In the local market, the open supply of the factories per ton of soybeans for the Gran Rosario area fell from 7300 to 7100 pesos per ton. In specific operations, for large lots and according to the quality of the merchandise, the range of proposals could be expanded to 7200/7300 pesos per ton.
“During the wheel they were valued between 30,000 and 40,000 tons, in a market that is still waiting for the quality with which the trucks are arriving, from the scarce supply that concentrates the factories and, now, with the workers’ strike of the oil industry, “he explained to THE NATION a source of the commercial sector.
On the last point, the protest action of the Federation of Workers of the Oilseed Industrial Complex, Cotton Ginning and Allied of the Argentine Republic, which began yesterday, at 18, and which is for an indefinite period, is related to the dismissals of workers in the multinational Cargill.
In the Buenos Aires Term Market (Matba), the May and July soybean positions fell by US $ 5.50 and 6, while their adjustments were of 314 and of US $ 319.
About the local wheat market, yesterday the exporters paid 6150 pesos per ton available for the Gran Rosario area, $ 150 more than in the previous day. For Bahía Blanca and Necochea, buyers again offered 260 and 250 dollars per ton, respectively.
The Grain Exchange of Buenos Aires informed that the mills paid between 5900 and 6700 pesos per ton of wheat, according to quality, origin and payment method.
In the Matba, the July and January wheat positions added US $ 1 and 4, while their adjustments were 254 and 188.50 dollars per ton.
For the wheat of the next harvest, for deliveries between December and January, the supply of export demand ranged from 182 to 185 dollars.
Maize remained stable at $ 4400 for Bahía Blanca and $ 4300 for Gran Rosario.

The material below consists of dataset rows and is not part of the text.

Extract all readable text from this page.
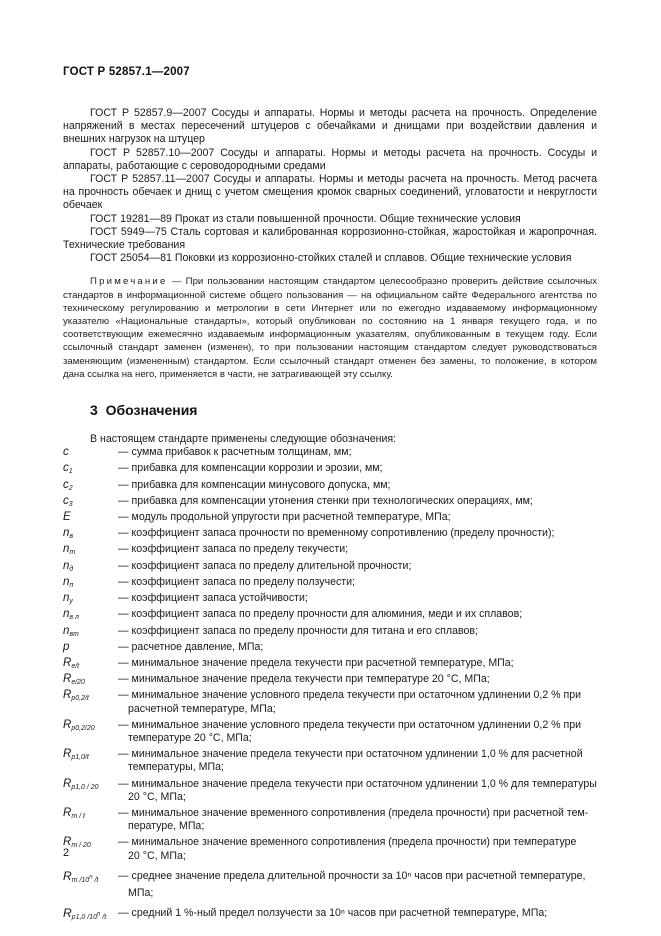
ГОСТ Р 52857.1—2007

ГОСТ Р 52857.9—2007 Сосуды и аппараты. Нормы и методы расчета на прочность. Определение напряжений в местах пересечений штуцеров с обечайками и днищами при воздействии давления и внешних нагрузок на штуцер

ГОСТ Р 52857.10—2007 Сосуды и аппараты. Нормы и методы расчета на прочность. Сосуды и аппараты, работающие с сероводородными средами

ГОСТ Р 52857.11—2007 Сосуды и аппараты. Нормы и методы расчета на прочность. Метод расчета на прочность обечаек и днищ с учетом смещения кромок сварных соединений, угловатости и некруглости обечаек

ГОСТ 19281—89 Прокат из стали повышенной прочности. Общие технические условия

ГОСТ 5949—75 Сталь сортовая и калиброванная коррозионно-стойкая, жаростойкая и жаропрочная. Технические требования

ГОСТ 25054—81 Поковки из коррозионно-стойких сталей и сплавов. Общие технические условия

Примечание — При пользовании настоящим стандартом целесообразно проверить действие ссылочных стандартов в информационной системе общего пользования — на официальном сайте Федерального агентства по техническому регулированию и метрологии в сети Интернет или по ежегодно издаваемому информационному указателю «Национальные стандарты», который опубликован по состоянию на 1 января текущего года, и по соответствующим ежемесячно издаваемым информационным указателям, опубликованным в текущем году. Если ссылочный стандарт заменен (изменен), то при пользовании настоящим стандартом следует руководствоваться заменяющим (измененным) стандартом. Если ссылочный стандарт отменен без замены, то положение, в котором дана ссылка на него, применяется в части, не затрагивающей эту ссылку.

3 Обозначения

В настоящем стандарте применены следующие обозначения:

c	— сумма прибавок к расчетным толщинам, мм;
$c_1$	— прибавка для компенсации коррозии и эрозии, мм;
$c_2$	— прибавка для компенсации минусового допуска, мм;
$c_3$	— прибавка для компенсации утонения стенки при технологических операциях, мм;
E	— модуль продольной упругости при расчетной температуре, МПа;
$n_в$	— коэффициент запаса прочности по временному сопротивлению (пределу прочности);
$n_т$	— коэффициент запаса по пределу текучести;
$n_д$	— коэффициент запаса по пределу длительной прочности;
$n_п$	— коэффициент запаса по пределу ползучести;
$n_у$	— коэффициент запаса устойчивости;
$n_{в л}$	— коэффициент запаса по пределу прочности для алюминия, меди и их сплавов;
$n_{вт}$	— коэффициент запаса по пределу прочности для титана и его сплавов;
p	— расчетное давление, МПа;
$R_{e/t}$	— минимальное значение предела текучести при расчетной температуре, МПа;
$R_{e/20}$	— минимальное значение предела текучести при температуре 20 °С, МПа;
$R_{p0,2/t}$	— минимальное значение условного предела текучести при остаточном удлинении 0,2 % при
расчетной температуре, МПа;
$R_{p0,2/20}$	— минимальное значение условного предела текучести при остаточном удлинении 0,2 % при
температуре 20 °С, МПа;
$R_{p1,0/t}$	— минимальное значение предела текучести при остаточном удлинении 1,0 % для расчетной
температуры, МПа;
$R_{p1,0 / 20}$	— минимальное значение предела текучести при остаточном удлинении 1,0 % для температуры
20 °С, МПа;
$R_{m / t}$	— минимальное значение временного сопротивления (предела прочности) при расчетной тем-
пературе, МПа;
$R_{m / 20}$	— минимальное значение временного сопротивления (предела прочности) при температуре
20 °С, МПа;
$R_{m /10^n /t}$	— среднее значение предела длительной прочности за 10ⁿ часов при расчетной температуре,
МПа;
$R_{p1,0 /10^n /t}$	— средний 1 %-ный предел ползучести за 10ⁿ часов при расчетной температуре, МПа;
2
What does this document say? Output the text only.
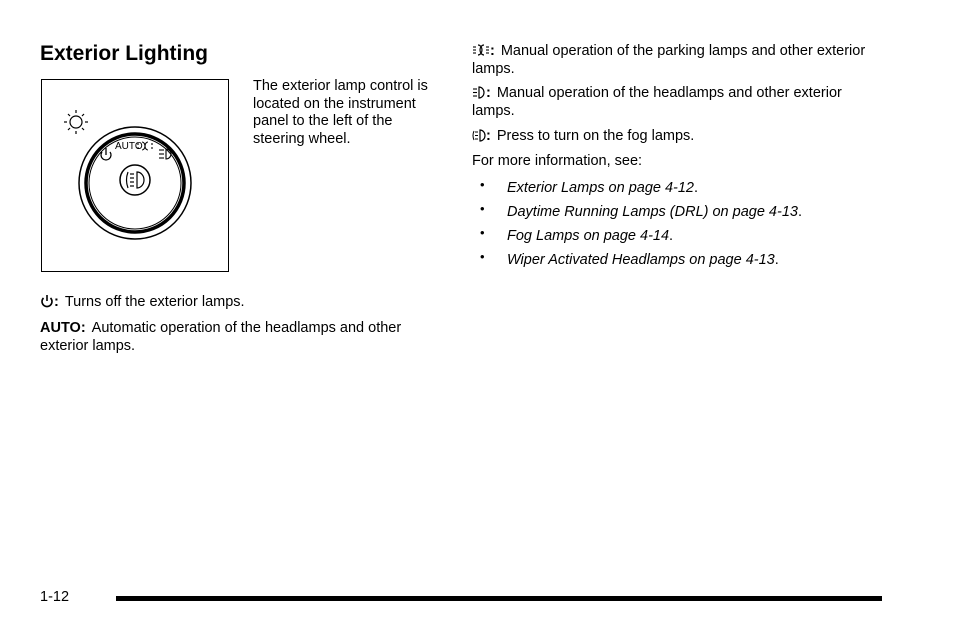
Exterior Lighting
AUTO
The exterior lamp control is located on the instrument panel to the left of the steering wheel.
: Turns off the exterior lamps.
AUTO: Automatic operation of the headlamps and other exterior lamps.
: Manual operation of the parking lamps and other exterior lamps.
: Manual operation of the headlamps and other exterior lamps.
: Press to turn on the fog lamps.
For more information, see:
• Exterior Lamps on page 4-12.
• Daytime Running Lamps (DRL) on page 4-13.
• Fog Lamps on page 4-14.
• Wiper Activated Headlamps on page 4-13.
1-12
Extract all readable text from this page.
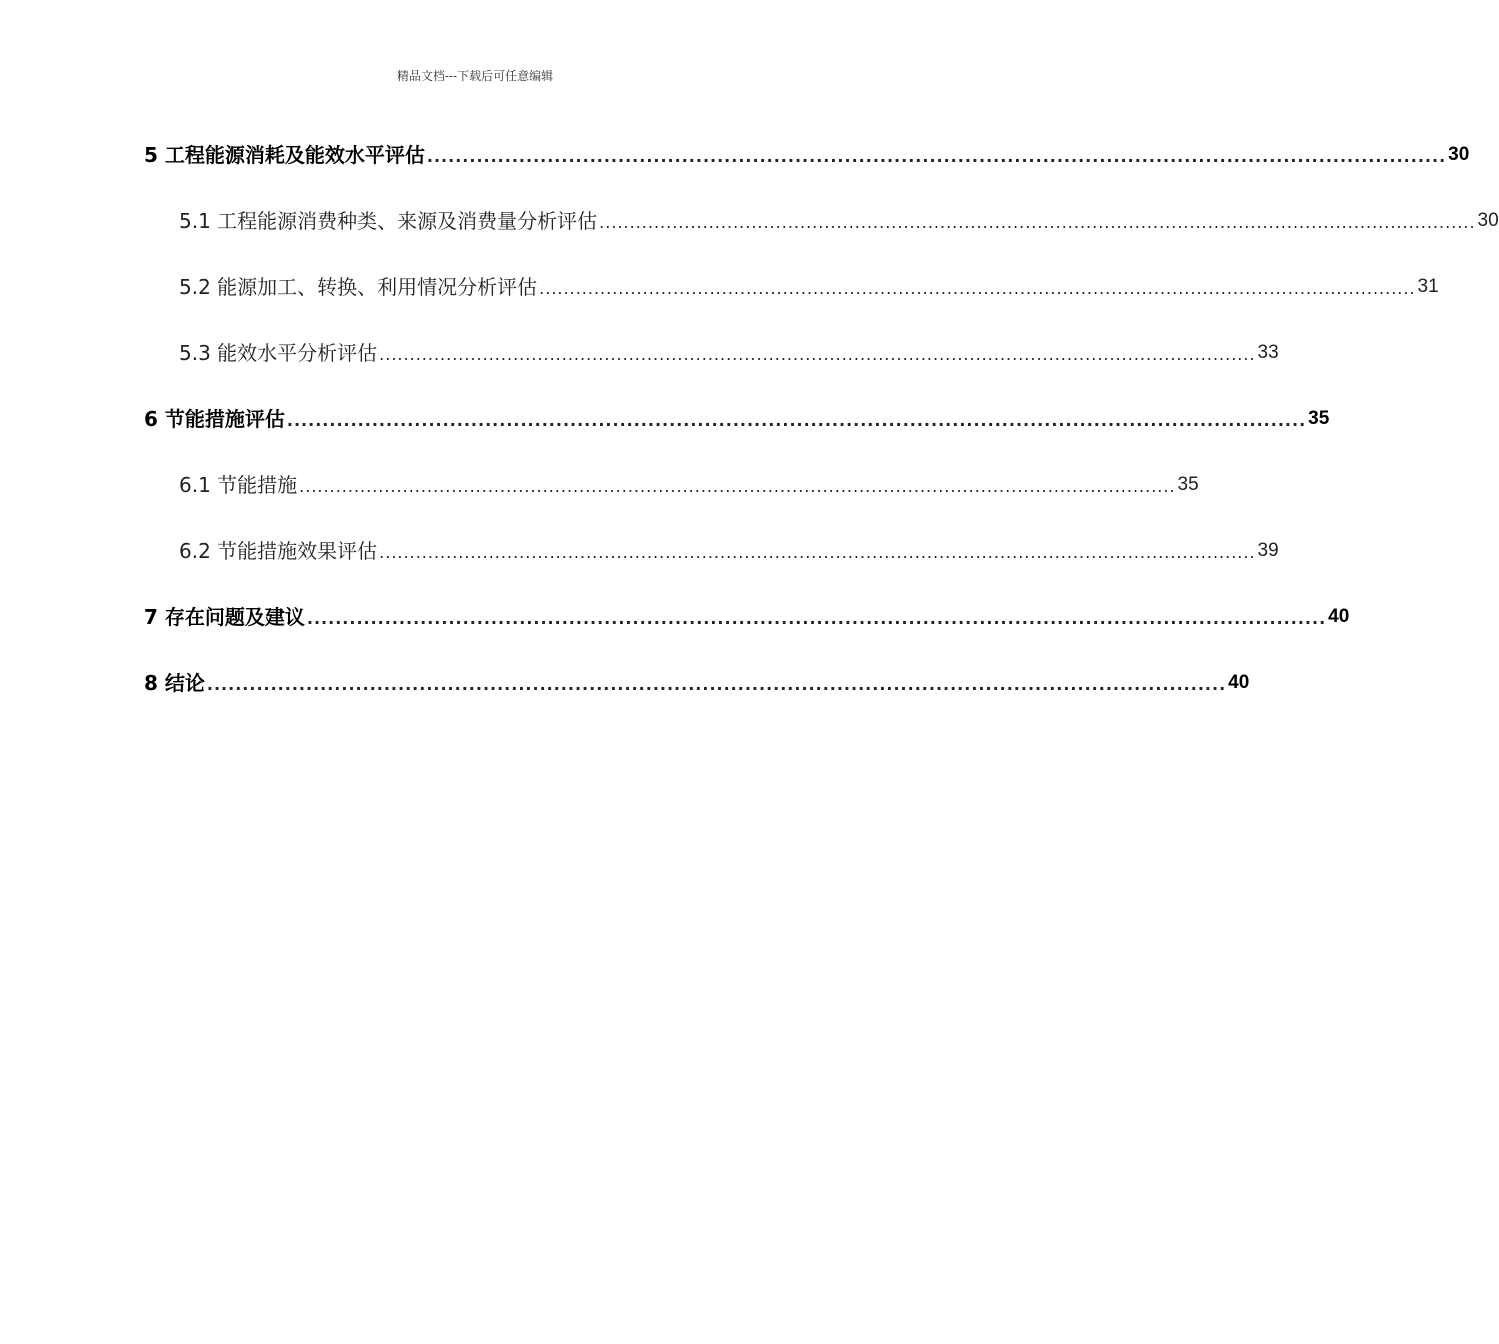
精品文档---下载后可任意编辑
5 工程能源消耗及能效水平评估 ................................................................................................................................................ 30
5.1 工程能源消费种类、来源及消费量分析评估 ................................................................................................................................................ 30
5.2 能源加工、转换、利用情况分析评估 ................................................................................................................................................ 31
5.3 能效水平分析评估 ................................................................................................................................................ 33
6 节能措施评估 ................................................................................................................................................ 35
6.1 节能措施 ................................................................................................................................................ 35
6.2 节能措施效果评估 ................................................................................................................................................ 39
7 存在问题及建议 ................................................................................................................................................ 40
8 结论 ................................................................................................................................................ 40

The BCBA Reduced to 36 mill./t the Argentine harvest In its weekly report on crops, the Buenos Aires Grains Exchange yesterday reduced its forecast of the current soybean crop from 38 to 36 million tons, as a result of the excess moisture that came after the drought that had already caused the greatest impact adverse on the plants. “The national average yield expected for the closing of the campaign will also be affected by shattering of cadres and is expected to end next to 21.5 quintals per hectare, against the 22.2 quintals expected a couple of weeks ago,” he said. the entity. The volume now estimated is 37.4% lower than that of the previous cycle, of 57.5 million, according to the calculations of the entity, which revealed the progress of the collection over 71.1% of the eligible area.